A review by kingofspain93
Heaven by Mieko Kawakami

4.0

I’m a white american, so I’m missing cultural context.

I thought this was going to be too sad and brutal for me. I didn’t know that it was about two kids who are being intensely bullied, and there were points that the violence escalated very quickly and it made me feel angry and powerless. It never felt like Heaven became despair-sploitation, though at times it was close. Kawakami writes beautifully, and there was enough of the sublime woven throughout the story that I felt like I was seeing the course of the stars. I don’t think it’s possible to write a story that is primarily about the relationship between two characters without attempting to come near the sublime, but many authors fail abysmally and Kawakami did not.

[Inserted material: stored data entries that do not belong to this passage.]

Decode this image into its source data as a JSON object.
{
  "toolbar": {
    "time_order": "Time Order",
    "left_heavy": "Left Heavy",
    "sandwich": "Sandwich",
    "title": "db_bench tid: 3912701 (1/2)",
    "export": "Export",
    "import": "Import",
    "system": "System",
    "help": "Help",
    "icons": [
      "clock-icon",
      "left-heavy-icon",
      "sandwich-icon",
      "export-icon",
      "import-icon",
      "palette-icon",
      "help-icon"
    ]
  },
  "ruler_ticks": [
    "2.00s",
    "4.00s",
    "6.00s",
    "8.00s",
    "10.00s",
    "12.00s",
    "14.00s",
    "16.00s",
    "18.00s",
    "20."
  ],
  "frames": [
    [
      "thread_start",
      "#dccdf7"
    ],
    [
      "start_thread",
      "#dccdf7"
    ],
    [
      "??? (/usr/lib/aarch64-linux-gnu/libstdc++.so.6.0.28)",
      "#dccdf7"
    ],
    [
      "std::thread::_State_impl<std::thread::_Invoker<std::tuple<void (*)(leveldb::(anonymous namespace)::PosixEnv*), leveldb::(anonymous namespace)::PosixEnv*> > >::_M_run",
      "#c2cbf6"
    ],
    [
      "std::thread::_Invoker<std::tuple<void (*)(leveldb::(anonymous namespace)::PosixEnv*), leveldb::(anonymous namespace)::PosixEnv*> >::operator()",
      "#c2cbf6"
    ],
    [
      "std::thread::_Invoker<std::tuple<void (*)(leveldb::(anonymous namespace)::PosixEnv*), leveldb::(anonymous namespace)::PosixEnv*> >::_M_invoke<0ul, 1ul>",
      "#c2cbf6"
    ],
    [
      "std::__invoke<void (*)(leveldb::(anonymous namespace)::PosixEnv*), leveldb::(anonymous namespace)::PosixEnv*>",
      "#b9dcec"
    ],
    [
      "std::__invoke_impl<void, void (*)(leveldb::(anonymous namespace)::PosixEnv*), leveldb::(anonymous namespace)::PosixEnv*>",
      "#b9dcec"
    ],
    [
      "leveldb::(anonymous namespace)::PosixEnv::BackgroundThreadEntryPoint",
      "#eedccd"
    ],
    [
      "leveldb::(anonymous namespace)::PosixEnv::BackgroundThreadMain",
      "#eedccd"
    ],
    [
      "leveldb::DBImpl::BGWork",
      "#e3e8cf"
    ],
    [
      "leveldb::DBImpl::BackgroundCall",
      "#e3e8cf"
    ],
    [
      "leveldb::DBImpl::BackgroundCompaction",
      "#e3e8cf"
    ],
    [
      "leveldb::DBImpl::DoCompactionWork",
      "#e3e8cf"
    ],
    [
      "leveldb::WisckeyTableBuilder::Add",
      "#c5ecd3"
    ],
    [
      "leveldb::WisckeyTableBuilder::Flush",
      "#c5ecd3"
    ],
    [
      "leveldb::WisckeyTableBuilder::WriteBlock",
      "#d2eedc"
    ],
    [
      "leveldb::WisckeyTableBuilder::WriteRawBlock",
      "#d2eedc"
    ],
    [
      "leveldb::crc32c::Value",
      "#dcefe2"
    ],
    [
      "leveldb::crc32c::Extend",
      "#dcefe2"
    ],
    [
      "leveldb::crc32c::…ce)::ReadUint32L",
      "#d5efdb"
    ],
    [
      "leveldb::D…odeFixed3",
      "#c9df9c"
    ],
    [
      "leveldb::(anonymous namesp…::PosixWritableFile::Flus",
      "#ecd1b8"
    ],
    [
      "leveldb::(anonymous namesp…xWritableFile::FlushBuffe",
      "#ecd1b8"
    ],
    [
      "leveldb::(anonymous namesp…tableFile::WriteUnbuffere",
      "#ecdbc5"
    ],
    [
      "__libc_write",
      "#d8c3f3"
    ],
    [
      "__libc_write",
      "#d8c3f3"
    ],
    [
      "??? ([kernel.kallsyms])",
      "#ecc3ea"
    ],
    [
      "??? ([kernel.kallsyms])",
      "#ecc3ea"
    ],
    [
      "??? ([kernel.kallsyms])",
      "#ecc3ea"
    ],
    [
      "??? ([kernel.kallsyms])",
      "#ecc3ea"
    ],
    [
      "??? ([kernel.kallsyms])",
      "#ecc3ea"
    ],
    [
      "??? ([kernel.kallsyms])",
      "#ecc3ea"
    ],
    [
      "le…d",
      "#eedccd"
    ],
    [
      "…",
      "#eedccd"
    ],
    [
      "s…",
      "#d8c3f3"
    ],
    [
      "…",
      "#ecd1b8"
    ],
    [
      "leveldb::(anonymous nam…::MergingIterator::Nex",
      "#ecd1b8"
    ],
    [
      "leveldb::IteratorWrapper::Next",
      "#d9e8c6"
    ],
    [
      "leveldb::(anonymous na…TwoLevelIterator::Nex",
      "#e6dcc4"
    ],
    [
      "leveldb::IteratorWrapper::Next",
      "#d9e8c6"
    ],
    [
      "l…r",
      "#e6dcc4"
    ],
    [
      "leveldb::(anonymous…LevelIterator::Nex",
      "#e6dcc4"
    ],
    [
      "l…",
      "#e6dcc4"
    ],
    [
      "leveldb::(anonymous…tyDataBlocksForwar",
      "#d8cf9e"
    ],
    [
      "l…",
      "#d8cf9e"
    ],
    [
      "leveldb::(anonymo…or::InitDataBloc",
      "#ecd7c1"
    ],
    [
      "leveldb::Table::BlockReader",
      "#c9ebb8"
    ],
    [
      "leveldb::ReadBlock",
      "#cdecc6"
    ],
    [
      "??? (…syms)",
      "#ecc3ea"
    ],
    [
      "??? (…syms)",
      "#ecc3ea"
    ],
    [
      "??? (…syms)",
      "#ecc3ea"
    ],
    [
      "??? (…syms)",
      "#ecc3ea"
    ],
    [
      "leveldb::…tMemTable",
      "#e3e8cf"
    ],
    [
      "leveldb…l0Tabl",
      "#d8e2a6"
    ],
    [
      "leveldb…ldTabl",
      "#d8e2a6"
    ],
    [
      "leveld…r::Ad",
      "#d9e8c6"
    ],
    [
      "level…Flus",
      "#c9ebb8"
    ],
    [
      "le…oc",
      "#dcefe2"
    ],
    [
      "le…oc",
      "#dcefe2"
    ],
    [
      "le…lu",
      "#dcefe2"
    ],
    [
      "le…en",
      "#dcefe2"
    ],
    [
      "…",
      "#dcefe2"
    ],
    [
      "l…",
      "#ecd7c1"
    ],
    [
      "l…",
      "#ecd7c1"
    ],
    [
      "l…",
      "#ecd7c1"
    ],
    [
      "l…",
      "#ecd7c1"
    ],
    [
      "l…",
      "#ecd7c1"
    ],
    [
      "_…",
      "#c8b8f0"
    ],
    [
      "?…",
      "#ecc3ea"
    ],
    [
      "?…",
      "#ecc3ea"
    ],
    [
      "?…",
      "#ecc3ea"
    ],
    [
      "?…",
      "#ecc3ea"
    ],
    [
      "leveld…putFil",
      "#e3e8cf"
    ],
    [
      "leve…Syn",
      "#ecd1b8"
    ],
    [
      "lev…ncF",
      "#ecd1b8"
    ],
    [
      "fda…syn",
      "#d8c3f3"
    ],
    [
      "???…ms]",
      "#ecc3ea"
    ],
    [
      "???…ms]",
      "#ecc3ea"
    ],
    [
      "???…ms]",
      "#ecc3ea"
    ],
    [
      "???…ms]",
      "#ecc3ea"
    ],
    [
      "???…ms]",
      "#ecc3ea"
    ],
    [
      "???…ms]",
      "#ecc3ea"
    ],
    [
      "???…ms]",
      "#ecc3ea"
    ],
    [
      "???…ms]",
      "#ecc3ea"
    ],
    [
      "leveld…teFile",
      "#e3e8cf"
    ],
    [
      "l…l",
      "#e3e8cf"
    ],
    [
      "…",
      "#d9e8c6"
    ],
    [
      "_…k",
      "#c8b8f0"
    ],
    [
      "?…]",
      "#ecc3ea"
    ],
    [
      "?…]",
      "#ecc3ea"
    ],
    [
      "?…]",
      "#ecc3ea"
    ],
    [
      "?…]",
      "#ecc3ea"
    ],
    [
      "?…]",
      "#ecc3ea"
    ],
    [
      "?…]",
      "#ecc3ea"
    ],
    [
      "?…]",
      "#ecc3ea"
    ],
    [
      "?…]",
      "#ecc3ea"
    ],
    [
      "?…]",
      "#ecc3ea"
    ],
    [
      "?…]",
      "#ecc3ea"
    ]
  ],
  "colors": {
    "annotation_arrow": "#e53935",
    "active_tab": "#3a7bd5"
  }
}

Some of the philosophy was poor, but as the story of a middle-schooler attempting to develop an understanding of ethics this made sense in context. Still, the totally amoral predator-prey stance that Momose had is tired, and though I was interested in Kojima’s conceptualization of weakness it was undercut by the character’s insistence that everything happens for a reason. There is also something clearly going on with gender here: Ninomiya (and more importantly Momose) on one end, and Kojima on the other. It is never more explicit than in the final showdown, with the main character caught in-between their perspectives and the true end goal of Momose’s boneheaded masculine style of anything-goes morality (sexual exploitation of women) dragged out into the open. That said, I think the gendered elements, like the discussions of violence, the sublime, and physical appearance, are heavily Japanese though they overlap with global themes. Much of the nuance was lost on me, and will be lost on Western readers. Regardless, Heaven manages to be brainy and poetic despite its occasional clumsiness. The boy and his mother alone made my heart ache.

The tamer light lent a different color to the air. It was a secret color, one I had seen somewhere and forgotten, almost for good, until this very moment.